Stevens’ first love, though, was basketball. A former player at Zionsville (Ind.) High and DePauw University, Stevens was a volunteer high school assistant in the summer of 2000 when he decided to ditch his day job and pursue a coaching career.

“Well, now it looks like a great idea,” Stevens said. “At the time, I just thought it was something I really wanted to try.”

He became a volunteer in the Butler basketball office and worked his way up the staff directory.

In 2007, when Todd Lickliter left for Iowa, Stevens, then 30, became the head coach.

It’s worked out OK if you consider a record of 88-14 in three seasons OK. Stevens is the youngest coach to take a team to the Final Four since Bob Knight, at 32, led Indiana to St. Louis in 1973.

The youngest coach to lead his team to the national title was Indiana’s Branch McCracken, at 31, in 1940.

Stevens doesn’t act or coach like he’s in over his head. In fact, he is chided for his zombie-like, calm bench demeanor — a trait not always shared by the other three Final Four coaches.

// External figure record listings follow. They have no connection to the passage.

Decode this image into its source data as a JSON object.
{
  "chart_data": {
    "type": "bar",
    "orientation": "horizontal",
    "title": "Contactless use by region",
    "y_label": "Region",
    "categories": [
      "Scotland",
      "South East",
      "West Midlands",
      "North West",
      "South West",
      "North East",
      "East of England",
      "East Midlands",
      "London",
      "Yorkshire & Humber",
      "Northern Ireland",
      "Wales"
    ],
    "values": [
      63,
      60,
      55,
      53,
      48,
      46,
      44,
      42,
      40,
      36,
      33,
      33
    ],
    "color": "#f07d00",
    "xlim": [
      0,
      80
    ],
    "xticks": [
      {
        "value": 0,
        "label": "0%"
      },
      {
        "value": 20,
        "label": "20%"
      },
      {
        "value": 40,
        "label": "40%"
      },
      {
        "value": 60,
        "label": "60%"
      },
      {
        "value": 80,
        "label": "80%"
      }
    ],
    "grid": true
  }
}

“He doesn’t get rattled easily,” Michigan State’s Izzo said. “I saw some games when he was down three, up three, seems to stay at a pretty even keel. I wish I could do that.”

Stevens is a man of quiet resolve and routine. He plans practice each week at the same restaurant, the Broad Ripple Tavern.

“It’s got a great little back eating area,” he said. “Get the same thing every week. Pretty boring.”

Nothing is a snore anymore about Butler, located about five miles north of downtown. The Butler bus on Friday was mobbed by fans wanting to get a glimpse of their stars.

“It was unbelievable,” Stevens said.

Once, in a basketball movie shot in Butler’s gym, the coach used a measuring tape to prove to his team that the basket was 10 feet high for both schools.

Izzo, the underdog against Butler, might consider showing the movie to Michigan State.